In the discussion of the Trilemma (“Lord/Liar/Lunatic”-not Lewis’s words, by the way), the alleged missed alternatives include the possibility that Jesus did not actually say or mean the statements on which the argument is based, and that a person could be mistaken about being God and still be a great moral teacher. In the first case, Beversluis himself commits the fallacies of dicto simpliciter and ad verecundiam, telling us that “All mainstream New Testament scholars agree that the synoptic Gospels are fragmentary, episodic, internally inconsistent, and written by people who were not eyewitnesses” (123). All? That generalization has never been true, and it is less true now than it has ever been. (See Richard Bauckham, Jesus and the Eyewitnesses: The Gospels as Eyewitness Testimony, Eerdmans, 2006, as just one counter-example.) Even if the “experts” were in fact unanimous, it would not make them right. And surely one can be mistaken about a great many things, including one’s own identity, and still be a good moral teacher. But we are asked now to believe that a person could wrongly think he is the Creator of the Universe, the omnipotent, omniscient, omnipresent, eternal Being who thundered from Sinai now incarnate in human flesh, and still retain any credibility on anything else he might say! Beversluis argues that Jesus’ moral statements would still be true even if he were a lunatic; but this misses the point completely. Lewis assumes the validity of the teaching; it is the credibility of the Teacher that is on trial. To say the least, I do not find Beversluis’s “alternatives” to Lewis’s allegedly prematurely limited choices terribly impressive.

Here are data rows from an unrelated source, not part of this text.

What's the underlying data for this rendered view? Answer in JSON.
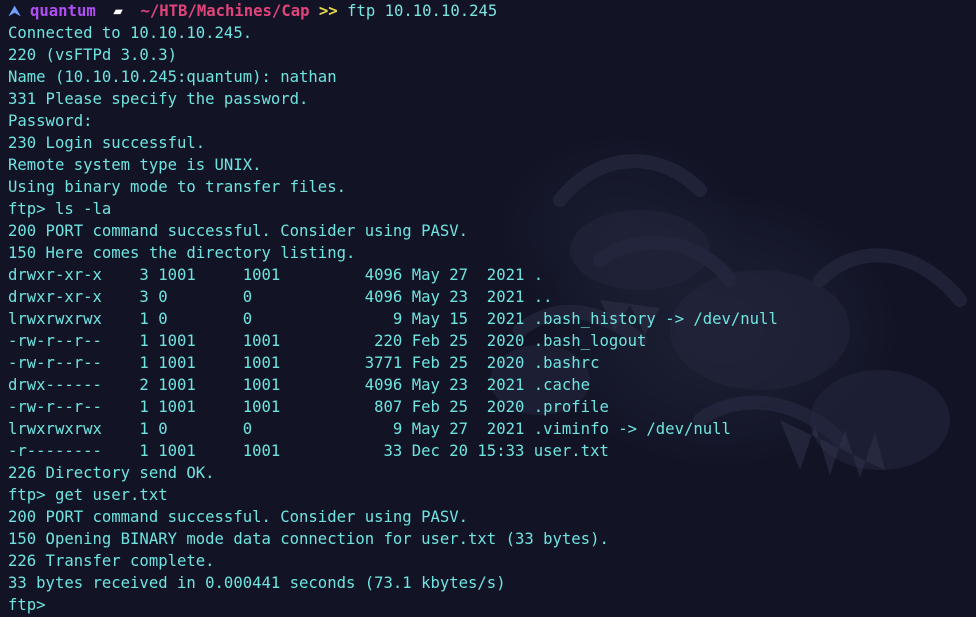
{
  "window": {
    "background_color": "#121426",
    "text_color": "#6fe3e0"
  },
  "prompt": {
    "os_icon": "arch-linux-icon",
    "os_glyph": "⮝",
    "user": "quantum",
    "folder_icon": "folder-icon",
    "folder_glyph": "▰",
    "path": "~/HTB/Machines/Cap",
    "separator": ">>",
    "command": "ftp 10.10.10.245",
    "colors": {
      "user": "#b14ef2",
      "path": "#e0457a",
      "separator": "#e5d94a"
    }
  },
  "output_lines": [
    "Connected to 10.10.10.245.",
    "220 (vsFTPd 3.0.3)",
    "Name (10.10.10.245:quantum): nathan",
    "331 Please specify the password.",
    "Password:",
    "230 Login successful.",
    "Remote system type is UNIX.",
    "Using binary mode to transfer files.",
    "ftp> ls -la",
    "200 PORT command successful. Consider using PASV.",
    "150 Here comes the directory listing.",
    "drwxr-xr-x    3 1001     1001         4096 May 27  2021 .",
    "drwxr-xr-x    3 0        0            4096 May 23  2021 ..",
    "lrwxrwxrwx    1 0        0               9 May 15  2021 .bash_history -> /dev/null",
    "-rw-r--r--    1 1001     1001          220 Feb 25  2020 .bash_logout",
    "-rw-r--r--    1 1001     1001         3771 Feb 25  2020 .bashrc",
    "drwx------    2 1001     1001         4096 May 23  2021 .cache",
    "-rw-r--r--    1 1001     1001          807 Feb 25  2020 .profile",
    "lrwxrwxrwx    1 0        0               9 May 27  2021 .viminfo -> /dev/null",
    "-r--------    1 1001     1001           33 Dec 20 15:33 user.txt",
    "226 Directory send OK.",
    "ftp> get user.txt",
    "200 PORT command successful. Consider using PASV.",
    "150 Opening BINARY mode data connection for user.txt (33 bytes).",
    "226 Transfer complete.",
    "33 bytes received in 0.000441 seconds (73.1 kbytes/s)",
    "ftp> "
  ]
}
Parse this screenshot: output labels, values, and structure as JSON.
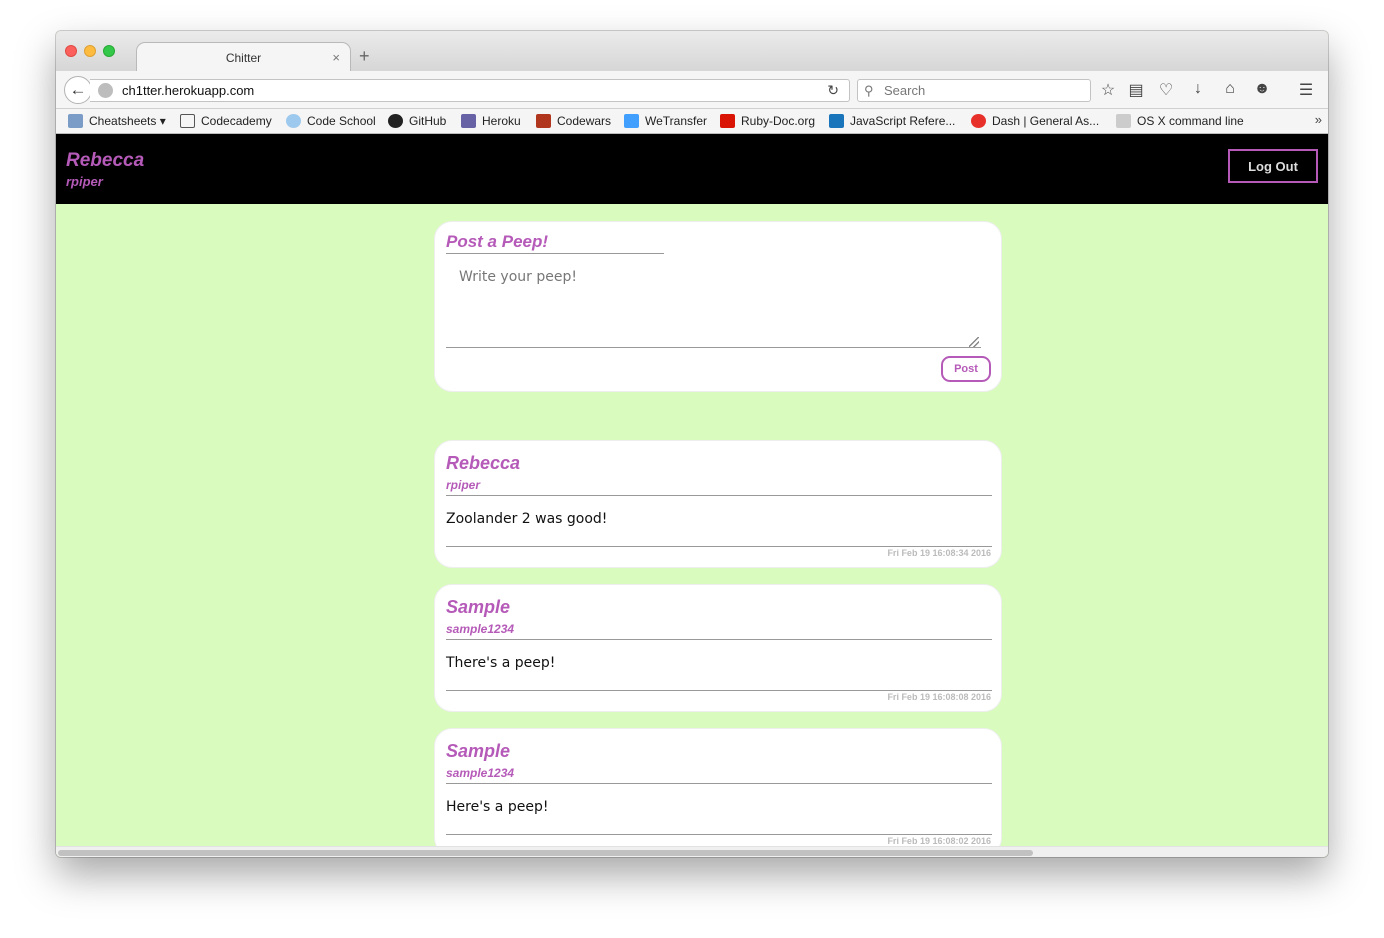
{
  "browser": {
    "tab_title": "Chitter",
    "tab_close": "×",
    "new_tab": "+",
    "url": "ch1tter.herokuapp.com",
    "search_placeholder": "Search",
    "bookmarks": [
      {
        "label": "Cheatsheets ▾",
        "icon": "folder-icon",
        "color": "#7a9cc6"
      },
      {
        "label": "Codecademy",
        "icon": "codecademy-icon",
        "color": "#ffffff"
      },
      {
        "label": "Code School",
        "icon": "codeschool-icon",
        "color": "#9ec9ee"
      },
      {
        "label": "GitHub",
        "icon": "github-icon",
        "color": "#222222"
      },
      {
        "label": "Heroku",
        "icon": "heroku-icon",
        "color": "#6762a6"
      },
      {
        "label": "Codewars",
        "icon": "codewars-icon",
        "color": "#b1361e"
      },
      {
        "label": "WeTransfer",
        "icon": "wetransfer-icon",
        "color": "#409fff"
      },
      {
        "label": "Ruby-Doc.org",
        "icon": "ruby-icon",
        "color": "#d91404"
      },
      {
        "label": "JavaScript Refere...",
        "icon": "mdn-icon",
        "color": "#1b75bb"
      },
      {
        "label": "Dash | General As...",
        "icon": "ga-icon",
        "color": "#e8302b"
      },
      {
        "label": "OS X command line",
        "icon": "page-icon",
        "color": "#cccccc"
      }
    ],
    "overflow": "»"
  },
  "header": {
    "user_name": "Rebecca",
    "user_handle": "rpiper",
    "logout_label": "Log Out"
  },
  "compose": {
    "title": "Post a Peep!",
    "placeholder": "Write your peep!",
    "button_label": "Post"
  },
  "peeps": [
    {
      "author": "Rebecca",
      "handle": "rpiper",
      "text": "Zoolander 2 was good!",
      "time": "Fri Feb 19 16:08:34 2016"
    },
    {
      "author": "Sample",
      "handle": "sample1234",
      "text": "There's a peep!",
      "time": "Fri Feb 19 16:08:08 2016"
    },
    {
      "author": "Sample",
      "handle": "sample1234",
      "text": "Here's a peep!",
      "time": "Fri Feb 19 16:08:02 2016"
    }
  ],
  "colors": {
    "accent": "#b55ab8",
    "page_background": "#d9fcbe",
    "header_background": "#000000"
  }
}
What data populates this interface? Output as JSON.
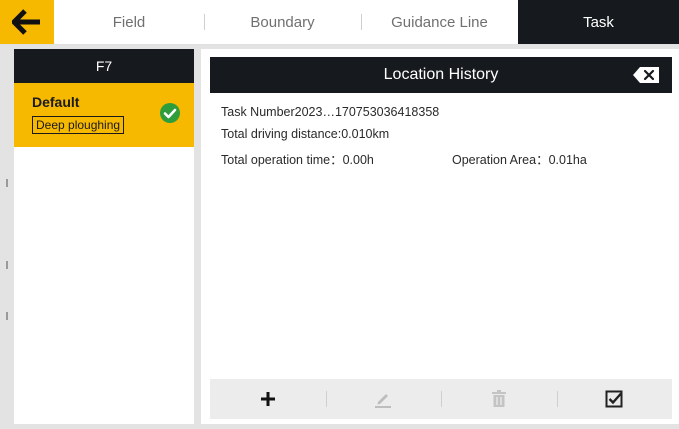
{
  "tabs": [
    {
      "label": "Field"
    },
    {
      "label": "Boundary"
    },
    {
      "label": "Guidance Line"
    },
    {
      "label": "Task"
    }
  ],
  "active_tab": "Task",
  "left_panel": {
    "header": "F7",
    "items": [
      {
        "name": "Default",
        "tag": "Deep ploughing",
        "status": "selected"
      }
    ]
  },
  "right_panel": {
    "title": "Location History",
    "task_number": "Task Number2023…170753036418358",
    "driving_distance": "Total driving distance:0.010km",
    "operation_time": "Total operation time：0.00h",
    "operation_area": "Operation Area：0.01ha"
  },
  "toolbar": {
    "buttons": [
      {
        "icon": "plus-icon",
        "enabled": true
      },
      {
        "icon": "pencil-icon",
        "enabled": false
      },
      {
        "icon": "trash-icon",
        "enabled": false
      },
      {
        "icon": "checkbox-icon",
        "enabled": true
      }
    ]
  },
  "colors": {
    "accent": "#f7b800",
    "dark": "#16191d",
    "check": "#2e9e3c"
  }
}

What my best reasoning tells me at the end of the day is that people who want to escape the conclusions of Christian theism can always find a loophole that will satisfy them. John Beversluis is particularly good at doing so. It does not follow that theism is false or that Lewis’s arguments for it are bad. Whether you agree with me or with Beversluis about Lewis’s arguments, one thing is certain: the discussion is sure to continue. I for one look forward to that.